Grohnert now calls New Zealand home and her first feature documentary Ever The Land will premiere at the New Zealand International Film Festival on July 18.
Whatever Ever The Land started out as, it wrapped up being a film that captures the bond between people and land as it follows the design and construction of Ngai Tuhoe's landmark architectural undertaking Te Uru Taumatua.
Te Uru Taumatua is New Zealand's first living building designed and constructed to meet the world's most stringent green building programme, the Living Building Challenge.
"At the beginning, I was interested in producing a documentary about sustainable architecture and put my feelers out," Grohnert said.
"I was pointed towards Jasmax, a company designing sustainable spaces in New Zealand, and the team responsible for Te Uru Taumatua."
However, the documentary's vision changed dramatically once she found herself falling in love with Tuhoe.
"I was blessed in that I was welcomed into the community, was able to spend time in the valley and was shown amazing hospitality by locals.
"There is such a presence about the place and I saw and felt that instantly. I then had to work out how to capture that presence, and the spirit of the building, and make it part of the story."

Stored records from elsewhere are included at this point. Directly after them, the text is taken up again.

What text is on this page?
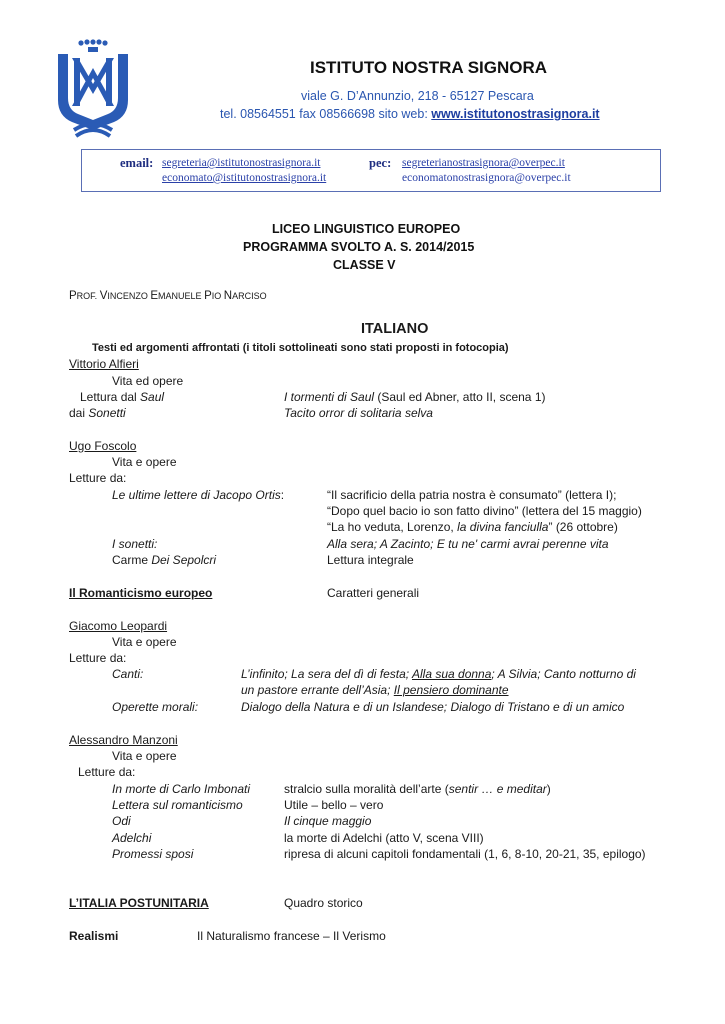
ISTITUTO NOSTRA SIGNORA
viale G. D’Annunzio, 218 - 65127 Pescara
tel. 08564551 fax 08566698 sito web: www.istitutonostrasignora.it
email: segreteria@istitutonostrasignora.it
economato@istitutonostrasignora.it
pec: segreterianostrasignora@overpec.it
economatonostrasignora@overpec.it
LICEO LINGUISTICO EUROPEO
PROGRAMMA SVOLTO A. S. 2014/2015
CLASSE V
PROF. VINCENZO EMANUELE PIO NARCISO
ITALIANO
Testi ed argomenti affrontati (i titoli sottolineati sono stati proposti in fotocopia)
Vittorio Alfieri
Vita ed opere
Lettura dal Saul	I tormenti di Saul (Saul ed Abner, atto II, scena 1)
dai Sonetti	Tacito orror di solitaria selva
Ugo Foscolo
Vita e opere
Letture da:
Le ultime lettere di Jacopo Ortis:	“Il sacrificio della patria nostra è consumato” (lettera I);
“Dopo quel bacio io son fatto divino” (lettera del 15 maggio)
“La ho veduta, Lorenzo, la divina fanciulla” (26 ottobre)
I sonetti:	Alla sera; A Zacinto; E tu ne' carmi avrai perenne vita
Carme Dei Sepolcri	Lettura integrale
Il Romanticismo europeo	Caratteri generali
Giacomo Leopardi
Vita e opere
Letture da:
Canti:	L’infinito; La sera del dì di festa; Alla sua donna; A Silvia; Canto notturno di
un pastore errante dell’Asia; Il pensiero dominante
Operette morali:	Dialogo della Natura e di un Islandese; Dialogo di Tristano e di un amico
Alessandro Manzoni
Vita e opere
Letture da:
In morte di Carlo Imbonati	stralcio sulla moralità dell’arte (sentir … e meditar)
Lettera sul romanticismo	Utile – bello – vero
Odi	Il cinque maggio
Adelchi	la morte di Adelchi (atto V, scena VIII)
Promessi sposi	ripresa di alcuni capitoli fondamentali (1, 6, 8-10, 20-21, 35, epilogo)
L’ITALIA POSTUNITARIA	Quadro storico
Realismi	Il Naturalismo francese – Il Verismo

Grohnert said she laboured away for three years to produce Ever The Land and she is excited and nervous in the days before its release.
"I'm planning to attend the screenings in Auckland and Wellington. I want to be there not only to gauge reaction, but also to be available to answer any questions anyone may have about the film.
And while Grohnert lives a simple life in a tiny hut at Karekare on Auckland's west coast, she says she will be back and forth between her home and Tuhoe for a long time.
"I've made such great connections with the people and the place and it is part of me now, there's no way I'll be able to stay away."